Nordic Halibut sprung a big surprise last night by announcing that it was cancelling plans to list on Oslo’s Euronext Growth – less than a week after unveiling the proposal.

The Norwegian halibut farmer told investors and the Exchange that the planned issue would not go ahead because of “unfavourable conditions”.

Nordic Halibut CEO Edvard Henden said: “I am of course disappointed that we have not received the right signals from the market, but see that the influx of new companies on Euronext Growth has created a situation that does not allow us to list this spring.”

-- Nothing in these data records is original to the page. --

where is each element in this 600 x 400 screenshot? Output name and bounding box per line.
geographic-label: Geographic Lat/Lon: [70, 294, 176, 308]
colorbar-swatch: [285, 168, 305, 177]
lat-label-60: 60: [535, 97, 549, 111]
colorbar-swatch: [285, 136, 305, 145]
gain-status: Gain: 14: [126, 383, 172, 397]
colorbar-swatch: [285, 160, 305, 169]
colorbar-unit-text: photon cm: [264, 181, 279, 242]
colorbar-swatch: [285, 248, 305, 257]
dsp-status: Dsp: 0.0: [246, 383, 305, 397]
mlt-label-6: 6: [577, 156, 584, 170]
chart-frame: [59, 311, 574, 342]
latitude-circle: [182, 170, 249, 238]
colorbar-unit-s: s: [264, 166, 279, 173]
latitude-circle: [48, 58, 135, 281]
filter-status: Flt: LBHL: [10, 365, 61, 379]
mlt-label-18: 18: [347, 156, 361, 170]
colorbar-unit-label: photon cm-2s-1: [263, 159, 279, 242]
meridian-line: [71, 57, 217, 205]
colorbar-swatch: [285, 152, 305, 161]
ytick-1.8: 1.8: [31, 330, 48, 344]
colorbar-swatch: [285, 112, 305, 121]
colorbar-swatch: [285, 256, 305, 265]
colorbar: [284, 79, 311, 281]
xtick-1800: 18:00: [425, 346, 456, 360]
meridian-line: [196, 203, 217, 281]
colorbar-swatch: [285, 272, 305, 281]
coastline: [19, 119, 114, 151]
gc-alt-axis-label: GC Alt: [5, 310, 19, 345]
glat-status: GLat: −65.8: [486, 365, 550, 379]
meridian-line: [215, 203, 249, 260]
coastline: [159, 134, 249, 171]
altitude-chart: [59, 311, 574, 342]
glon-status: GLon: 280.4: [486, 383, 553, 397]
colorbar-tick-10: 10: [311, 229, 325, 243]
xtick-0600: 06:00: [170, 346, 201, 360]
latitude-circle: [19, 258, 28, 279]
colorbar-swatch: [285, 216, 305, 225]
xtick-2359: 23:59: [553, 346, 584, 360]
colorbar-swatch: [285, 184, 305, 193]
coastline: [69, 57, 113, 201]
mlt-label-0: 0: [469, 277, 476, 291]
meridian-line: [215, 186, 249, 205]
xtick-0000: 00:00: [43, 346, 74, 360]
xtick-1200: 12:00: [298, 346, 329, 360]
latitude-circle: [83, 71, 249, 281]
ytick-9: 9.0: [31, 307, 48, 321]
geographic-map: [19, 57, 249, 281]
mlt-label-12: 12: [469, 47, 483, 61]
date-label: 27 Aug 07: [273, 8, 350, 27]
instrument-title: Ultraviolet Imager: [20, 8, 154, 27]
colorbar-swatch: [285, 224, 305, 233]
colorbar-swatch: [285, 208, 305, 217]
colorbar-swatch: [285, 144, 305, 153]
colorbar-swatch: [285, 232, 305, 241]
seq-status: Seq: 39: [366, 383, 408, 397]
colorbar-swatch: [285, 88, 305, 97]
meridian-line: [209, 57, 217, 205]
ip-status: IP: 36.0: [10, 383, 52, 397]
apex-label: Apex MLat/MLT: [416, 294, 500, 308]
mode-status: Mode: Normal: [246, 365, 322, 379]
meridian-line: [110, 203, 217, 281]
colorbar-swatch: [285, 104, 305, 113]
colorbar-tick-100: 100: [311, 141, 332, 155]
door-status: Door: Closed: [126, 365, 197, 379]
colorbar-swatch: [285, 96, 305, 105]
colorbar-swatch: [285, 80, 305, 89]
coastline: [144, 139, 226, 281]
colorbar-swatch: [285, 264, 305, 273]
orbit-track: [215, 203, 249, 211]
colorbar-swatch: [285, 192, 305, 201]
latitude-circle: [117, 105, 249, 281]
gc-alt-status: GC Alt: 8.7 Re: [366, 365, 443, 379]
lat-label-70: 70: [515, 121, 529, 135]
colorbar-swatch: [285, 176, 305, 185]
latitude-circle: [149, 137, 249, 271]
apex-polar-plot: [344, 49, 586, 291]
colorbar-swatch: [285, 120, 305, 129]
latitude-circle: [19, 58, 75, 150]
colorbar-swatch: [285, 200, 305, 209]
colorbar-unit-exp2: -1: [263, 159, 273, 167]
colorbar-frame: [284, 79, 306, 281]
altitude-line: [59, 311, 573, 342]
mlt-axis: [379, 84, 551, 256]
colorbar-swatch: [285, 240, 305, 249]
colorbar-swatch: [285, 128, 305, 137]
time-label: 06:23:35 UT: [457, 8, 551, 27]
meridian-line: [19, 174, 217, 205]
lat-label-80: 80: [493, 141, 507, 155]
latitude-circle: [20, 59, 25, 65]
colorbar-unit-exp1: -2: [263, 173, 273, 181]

The company had hoped to raise up to 270 million kroner (£23m), saying the net proceeds from the transaction would have been used, subject to availability of debt financing, to fund the company’s growth plan.

This includes a new land-based facility for broodstock, juvenile and on-growth, the expansion of its sea operations at Edie and the establishment of VAP (value-added production) capabilities, as well as for general corporate purposes.

Despite the cancellation, the company said it will continue to develop its farming activity, including a new fry and hatchery and further processing locally on Averøy in Møre og Romsdal.

Henden added: “These plans are fixed. We have a unique breeding programme, space and opportunity to produce halibut in a much larger volume than we do today to be able to deliver what the market demands at any time.”

Founded in 1995, Nordic Halibut is a prime mover in the growing halibut farming industry with licences to produce 4,500 tonnes a year.